I think to myself, "that price is too good to be true, but since Amazon guarantees their marketplace vendors, I'd better jump on it", so I put it in the cart and try to pay. Even though the item is supposed to be in Oregon and I'm in California, it barfs back and says it can't ship to my address.

I contact the seller through Amazon's mail system (which they say they keep copies of, in case there's a problem and Amazon needs to step up to guarantee the transaction), and the seller quickly tries to get me off Amazon's system and into a private email conversation. (Red flag #1. Or maybe #2, if you consider the 'too good to be true' price.)

Then, the seller fires back with a request for my name/address/etc to "be able to process it with Amazon". BS! The red flag has now been burned to a crisp. I knew I wasn't getting a deal today, but doublechecked with Amazon's chat people and they confirmed that it was bogus.

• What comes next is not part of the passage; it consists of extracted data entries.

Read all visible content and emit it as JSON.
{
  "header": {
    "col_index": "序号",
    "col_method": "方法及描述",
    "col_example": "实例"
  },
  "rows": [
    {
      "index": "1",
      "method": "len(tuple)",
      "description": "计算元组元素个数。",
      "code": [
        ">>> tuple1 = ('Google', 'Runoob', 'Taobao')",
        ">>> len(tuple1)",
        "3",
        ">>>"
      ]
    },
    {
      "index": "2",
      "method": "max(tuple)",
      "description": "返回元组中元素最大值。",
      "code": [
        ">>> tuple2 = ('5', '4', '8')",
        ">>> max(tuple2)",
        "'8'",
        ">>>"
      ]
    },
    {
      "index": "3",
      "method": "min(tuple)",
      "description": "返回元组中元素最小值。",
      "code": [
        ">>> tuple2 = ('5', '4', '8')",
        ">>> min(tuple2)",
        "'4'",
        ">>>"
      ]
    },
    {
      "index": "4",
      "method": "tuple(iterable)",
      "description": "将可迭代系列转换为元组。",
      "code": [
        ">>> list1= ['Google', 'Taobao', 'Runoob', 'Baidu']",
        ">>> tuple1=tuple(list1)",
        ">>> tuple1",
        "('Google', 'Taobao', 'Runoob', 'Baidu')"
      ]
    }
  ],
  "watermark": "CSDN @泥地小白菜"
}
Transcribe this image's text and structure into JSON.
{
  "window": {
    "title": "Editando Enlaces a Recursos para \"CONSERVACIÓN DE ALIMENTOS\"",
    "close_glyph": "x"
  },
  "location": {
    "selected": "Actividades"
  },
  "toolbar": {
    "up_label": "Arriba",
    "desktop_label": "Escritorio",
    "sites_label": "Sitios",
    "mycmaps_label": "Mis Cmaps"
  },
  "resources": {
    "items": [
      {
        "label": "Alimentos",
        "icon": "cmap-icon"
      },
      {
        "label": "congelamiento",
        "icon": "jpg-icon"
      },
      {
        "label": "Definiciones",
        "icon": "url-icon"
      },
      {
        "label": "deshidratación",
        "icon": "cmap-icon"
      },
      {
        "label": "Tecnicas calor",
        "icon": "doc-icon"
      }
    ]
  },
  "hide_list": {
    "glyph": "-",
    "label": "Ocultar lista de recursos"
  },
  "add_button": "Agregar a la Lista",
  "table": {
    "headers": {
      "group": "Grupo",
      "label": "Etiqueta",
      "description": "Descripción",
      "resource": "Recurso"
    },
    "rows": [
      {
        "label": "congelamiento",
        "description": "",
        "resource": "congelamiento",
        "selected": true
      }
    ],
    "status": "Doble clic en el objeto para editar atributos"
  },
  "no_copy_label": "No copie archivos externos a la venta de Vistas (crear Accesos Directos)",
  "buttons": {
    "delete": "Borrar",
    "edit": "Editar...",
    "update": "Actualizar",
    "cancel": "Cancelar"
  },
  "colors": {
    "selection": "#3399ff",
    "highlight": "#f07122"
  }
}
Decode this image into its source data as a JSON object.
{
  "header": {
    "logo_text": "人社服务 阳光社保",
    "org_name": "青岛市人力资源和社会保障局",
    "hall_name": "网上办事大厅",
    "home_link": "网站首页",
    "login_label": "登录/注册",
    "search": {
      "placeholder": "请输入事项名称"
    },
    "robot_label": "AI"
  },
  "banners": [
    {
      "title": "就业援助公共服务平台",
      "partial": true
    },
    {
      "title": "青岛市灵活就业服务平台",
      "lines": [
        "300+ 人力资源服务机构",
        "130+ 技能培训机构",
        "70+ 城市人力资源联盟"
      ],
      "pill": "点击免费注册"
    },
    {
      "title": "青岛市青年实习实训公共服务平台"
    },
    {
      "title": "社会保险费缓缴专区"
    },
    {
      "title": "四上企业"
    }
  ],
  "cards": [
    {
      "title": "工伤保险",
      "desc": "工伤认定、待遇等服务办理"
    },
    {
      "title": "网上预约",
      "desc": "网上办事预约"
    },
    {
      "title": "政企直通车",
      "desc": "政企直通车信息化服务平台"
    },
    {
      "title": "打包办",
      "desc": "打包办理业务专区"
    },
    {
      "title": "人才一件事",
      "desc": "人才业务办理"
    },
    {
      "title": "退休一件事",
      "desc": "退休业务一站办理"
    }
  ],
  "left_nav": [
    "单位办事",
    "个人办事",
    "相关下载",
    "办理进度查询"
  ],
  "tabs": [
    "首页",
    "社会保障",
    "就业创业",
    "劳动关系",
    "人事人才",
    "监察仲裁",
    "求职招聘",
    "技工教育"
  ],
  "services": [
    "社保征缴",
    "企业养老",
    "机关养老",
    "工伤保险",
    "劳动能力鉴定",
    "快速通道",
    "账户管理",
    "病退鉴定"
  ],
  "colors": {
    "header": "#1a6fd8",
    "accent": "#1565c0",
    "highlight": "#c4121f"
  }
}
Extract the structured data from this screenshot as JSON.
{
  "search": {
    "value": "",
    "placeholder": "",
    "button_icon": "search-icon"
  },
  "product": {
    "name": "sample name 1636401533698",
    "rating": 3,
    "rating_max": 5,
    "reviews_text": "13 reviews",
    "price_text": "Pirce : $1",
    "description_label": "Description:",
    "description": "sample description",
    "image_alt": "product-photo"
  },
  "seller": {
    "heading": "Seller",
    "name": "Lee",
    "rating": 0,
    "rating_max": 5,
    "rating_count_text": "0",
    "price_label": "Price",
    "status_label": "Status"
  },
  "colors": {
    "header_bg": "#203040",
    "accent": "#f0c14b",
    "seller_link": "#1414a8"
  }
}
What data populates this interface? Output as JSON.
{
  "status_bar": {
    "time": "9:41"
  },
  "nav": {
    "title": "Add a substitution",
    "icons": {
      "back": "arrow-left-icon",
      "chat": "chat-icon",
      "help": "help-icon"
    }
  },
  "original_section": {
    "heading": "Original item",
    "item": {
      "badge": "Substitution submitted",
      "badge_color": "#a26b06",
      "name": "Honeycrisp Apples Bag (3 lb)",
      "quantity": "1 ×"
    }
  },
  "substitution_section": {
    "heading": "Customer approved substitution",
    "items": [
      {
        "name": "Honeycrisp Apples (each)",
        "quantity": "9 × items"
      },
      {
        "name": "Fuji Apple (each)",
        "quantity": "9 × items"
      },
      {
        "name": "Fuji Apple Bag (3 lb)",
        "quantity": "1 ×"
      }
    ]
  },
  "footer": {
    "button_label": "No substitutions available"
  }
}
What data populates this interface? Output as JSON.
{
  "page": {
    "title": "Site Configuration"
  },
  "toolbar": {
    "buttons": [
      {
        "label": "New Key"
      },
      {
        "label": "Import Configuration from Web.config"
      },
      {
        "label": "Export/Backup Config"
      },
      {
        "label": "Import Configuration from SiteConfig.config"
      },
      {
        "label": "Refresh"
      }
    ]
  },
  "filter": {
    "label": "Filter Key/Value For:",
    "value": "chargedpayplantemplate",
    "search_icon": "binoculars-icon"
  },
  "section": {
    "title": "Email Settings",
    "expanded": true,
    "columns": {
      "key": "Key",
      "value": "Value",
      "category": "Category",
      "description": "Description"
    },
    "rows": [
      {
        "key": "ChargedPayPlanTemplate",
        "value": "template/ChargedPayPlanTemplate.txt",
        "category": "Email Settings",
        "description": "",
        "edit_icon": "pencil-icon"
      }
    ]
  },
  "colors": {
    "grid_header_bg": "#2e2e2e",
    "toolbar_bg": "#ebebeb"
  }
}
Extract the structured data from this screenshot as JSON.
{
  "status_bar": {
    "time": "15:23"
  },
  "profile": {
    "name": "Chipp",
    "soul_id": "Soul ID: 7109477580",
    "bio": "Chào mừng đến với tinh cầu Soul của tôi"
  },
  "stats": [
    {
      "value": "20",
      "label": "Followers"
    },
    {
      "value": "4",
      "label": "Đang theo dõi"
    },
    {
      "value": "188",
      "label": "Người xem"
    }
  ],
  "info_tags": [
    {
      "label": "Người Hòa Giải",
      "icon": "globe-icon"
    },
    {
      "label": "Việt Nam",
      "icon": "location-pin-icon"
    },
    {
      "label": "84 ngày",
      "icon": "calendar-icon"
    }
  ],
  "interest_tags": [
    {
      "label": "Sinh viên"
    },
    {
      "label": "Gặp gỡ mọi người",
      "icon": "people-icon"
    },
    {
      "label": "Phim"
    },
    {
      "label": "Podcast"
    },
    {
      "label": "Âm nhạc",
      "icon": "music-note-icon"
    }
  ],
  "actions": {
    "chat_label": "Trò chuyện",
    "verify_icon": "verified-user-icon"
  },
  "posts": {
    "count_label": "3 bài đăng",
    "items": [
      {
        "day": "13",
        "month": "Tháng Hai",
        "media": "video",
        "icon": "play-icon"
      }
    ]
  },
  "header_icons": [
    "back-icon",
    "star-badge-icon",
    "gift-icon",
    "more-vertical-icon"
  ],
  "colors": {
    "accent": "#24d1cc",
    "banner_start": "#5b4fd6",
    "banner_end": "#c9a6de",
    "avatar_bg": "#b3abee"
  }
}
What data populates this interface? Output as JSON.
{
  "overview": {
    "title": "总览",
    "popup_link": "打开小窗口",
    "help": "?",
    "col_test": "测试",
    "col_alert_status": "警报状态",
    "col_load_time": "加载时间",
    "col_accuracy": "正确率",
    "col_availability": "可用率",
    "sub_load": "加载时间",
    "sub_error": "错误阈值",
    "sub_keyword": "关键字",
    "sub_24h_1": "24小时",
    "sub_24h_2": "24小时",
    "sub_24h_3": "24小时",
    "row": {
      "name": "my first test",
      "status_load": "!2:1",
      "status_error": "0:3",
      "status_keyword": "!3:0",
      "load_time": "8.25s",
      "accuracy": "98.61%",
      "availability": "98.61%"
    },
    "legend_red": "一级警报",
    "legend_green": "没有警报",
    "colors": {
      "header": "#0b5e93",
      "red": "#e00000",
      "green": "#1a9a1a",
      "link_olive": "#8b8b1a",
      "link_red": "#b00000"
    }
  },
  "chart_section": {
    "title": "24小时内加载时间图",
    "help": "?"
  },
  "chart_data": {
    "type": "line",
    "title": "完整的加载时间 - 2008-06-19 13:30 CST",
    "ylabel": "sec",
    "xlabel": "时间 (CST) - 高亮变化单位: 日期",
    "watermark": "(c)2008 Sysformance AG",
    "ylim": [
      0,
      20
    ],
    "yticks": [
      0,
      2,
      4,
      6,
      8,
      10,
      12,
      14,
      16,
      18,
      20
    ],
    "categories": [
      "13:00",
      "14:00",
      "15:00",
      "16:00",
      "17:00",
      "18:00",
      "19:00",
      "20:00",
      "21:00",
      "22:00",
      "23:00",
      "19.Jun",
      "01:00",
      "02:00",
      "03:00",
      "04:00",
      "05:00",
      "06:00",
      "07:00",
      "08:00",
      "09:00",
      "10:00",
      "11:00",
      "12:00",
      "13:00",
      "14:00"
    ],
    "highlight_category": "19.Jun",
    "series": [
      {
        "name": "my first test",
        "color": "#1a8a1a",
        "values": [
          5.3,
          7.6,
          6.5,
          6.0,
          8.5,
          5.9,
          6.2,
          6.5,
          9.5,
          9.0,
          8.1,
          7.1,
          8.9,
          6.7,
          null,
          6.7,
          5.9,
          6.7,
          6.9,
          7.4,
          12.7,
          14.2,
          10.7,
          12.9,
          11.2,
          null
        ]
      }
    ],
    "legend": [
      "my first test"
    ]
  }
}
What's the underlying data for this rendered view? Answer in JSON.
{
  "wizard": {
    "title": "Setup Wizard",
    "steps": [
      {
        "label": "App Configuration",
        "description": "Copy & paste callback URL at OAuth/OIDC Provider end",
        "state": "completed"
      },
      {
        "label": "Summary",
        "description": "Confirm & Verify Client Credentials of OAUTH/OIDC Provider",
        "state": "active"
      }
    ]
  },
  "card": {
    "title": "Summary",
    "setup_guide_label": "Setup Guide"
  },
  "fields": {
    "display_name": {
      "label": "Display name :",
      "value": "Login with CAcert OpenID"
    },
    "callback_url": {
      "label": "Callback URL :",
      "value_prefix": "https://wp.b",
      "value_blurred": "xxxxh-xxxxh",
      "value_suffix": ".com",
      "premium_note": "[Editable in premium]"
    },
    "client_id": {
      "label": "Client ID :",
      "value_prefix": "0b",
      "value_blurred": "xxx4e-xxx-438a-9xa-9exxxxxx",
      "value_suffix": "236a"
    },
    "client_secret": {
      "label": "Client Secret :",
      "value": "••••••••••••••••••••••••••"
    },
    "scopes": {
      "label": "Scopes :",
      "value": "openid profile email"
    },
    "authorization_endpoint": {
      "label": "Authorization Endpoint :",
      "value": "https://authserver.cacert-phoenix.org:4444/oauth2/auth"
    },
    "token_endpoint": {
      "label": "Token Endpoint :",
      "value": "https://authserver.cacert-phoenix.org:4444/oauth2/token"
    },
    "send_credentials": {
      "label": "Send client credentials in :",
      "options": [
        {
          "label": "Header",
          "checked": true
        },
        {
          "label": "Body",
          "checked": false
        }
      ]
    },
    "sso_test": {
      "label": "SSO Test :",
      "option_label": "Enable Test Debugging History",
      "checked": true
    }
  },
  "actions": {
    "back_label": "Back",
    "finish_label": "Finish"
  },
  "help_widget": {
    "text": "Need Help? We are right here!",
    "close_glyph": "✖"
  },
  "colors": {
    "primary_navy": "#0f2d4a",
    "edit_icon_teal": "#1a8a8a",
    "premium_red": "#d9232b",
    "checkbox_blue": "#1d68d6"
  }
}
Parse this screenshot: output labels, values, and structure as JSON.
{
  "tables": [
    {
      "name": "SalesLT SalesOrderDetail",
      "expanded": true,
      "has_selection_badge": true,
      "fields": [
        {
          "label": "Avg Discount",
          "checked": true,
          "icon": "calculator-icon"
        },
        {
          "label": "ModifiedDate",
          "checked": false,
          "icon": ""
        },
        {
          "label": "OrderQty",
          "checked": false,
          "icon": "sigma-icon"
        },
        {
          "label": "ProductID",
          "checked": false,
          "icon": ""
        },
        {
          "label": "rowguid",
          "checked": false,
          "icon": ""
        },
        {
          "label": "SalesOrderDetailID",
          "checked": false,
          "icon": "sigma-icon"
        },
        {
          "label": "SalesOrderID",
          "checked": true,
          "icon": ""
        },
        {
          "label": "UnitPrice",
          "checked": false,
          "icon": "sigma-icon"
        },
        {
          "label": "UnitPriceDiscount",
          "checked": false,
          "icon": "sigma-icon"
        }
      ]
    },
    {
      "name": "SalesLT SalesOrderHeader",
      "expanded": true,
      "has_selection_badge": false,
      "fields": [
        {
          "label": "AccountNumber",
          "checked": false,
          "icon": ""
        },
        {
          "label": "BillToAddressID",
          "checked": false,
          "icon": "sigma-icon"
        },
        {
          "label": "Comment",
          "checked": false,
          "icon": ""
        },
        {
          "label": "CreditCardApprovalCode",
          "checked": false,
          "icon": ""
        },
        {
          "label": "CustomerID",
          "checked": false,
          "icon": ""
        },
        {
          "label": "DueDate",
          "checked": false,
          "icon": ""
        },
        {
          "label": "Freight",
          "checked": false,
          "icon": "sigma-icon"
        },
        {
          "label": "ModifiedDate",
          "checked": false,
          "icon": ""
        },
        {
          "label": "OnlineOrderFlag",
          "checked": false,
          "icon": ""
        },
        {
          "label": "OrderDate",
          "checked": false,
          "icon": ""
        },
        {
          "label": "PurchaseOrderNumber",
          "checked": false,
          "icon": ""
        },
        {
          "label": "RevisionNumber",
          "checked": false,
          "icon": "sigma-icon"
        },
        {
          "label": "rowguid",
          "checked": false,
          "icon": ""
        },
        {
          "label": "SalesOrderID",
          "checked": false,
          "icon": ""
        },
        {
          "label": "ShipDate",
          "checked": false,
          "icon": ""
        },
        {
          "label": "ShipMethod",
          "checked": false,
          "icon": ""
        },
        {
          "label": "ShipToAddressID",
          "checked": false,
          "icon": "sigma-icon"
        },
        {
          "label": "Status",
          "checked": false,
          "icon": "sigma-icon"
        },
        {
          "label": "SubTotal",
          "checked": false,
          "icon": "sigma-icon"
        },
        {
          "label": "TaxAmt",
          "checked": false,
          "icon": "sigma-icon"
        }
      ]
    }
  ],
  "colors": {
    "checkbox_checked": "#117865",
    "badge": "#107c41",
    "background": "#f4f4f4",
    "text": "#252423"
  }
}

I'm not sure what the end game was, but I can imagine that a request for a credit card number or a phishing attempt would have been next.

On the plus side, Amazon seems to move pretty quickly on these things. I think it was about 4 hours (on a Saturday) until the seller was disappeared.

If you ever need to rat out a seller and don't have the energy to either wade through bazillions of pages searching for a link or spend time in chat, click on this: http://www.amazon.com/gp/help/reports

Anyone else see this? My vendor only had big ticket items, but I wouldn't be surprised if it trickled down to $100 flashlights selling for $55.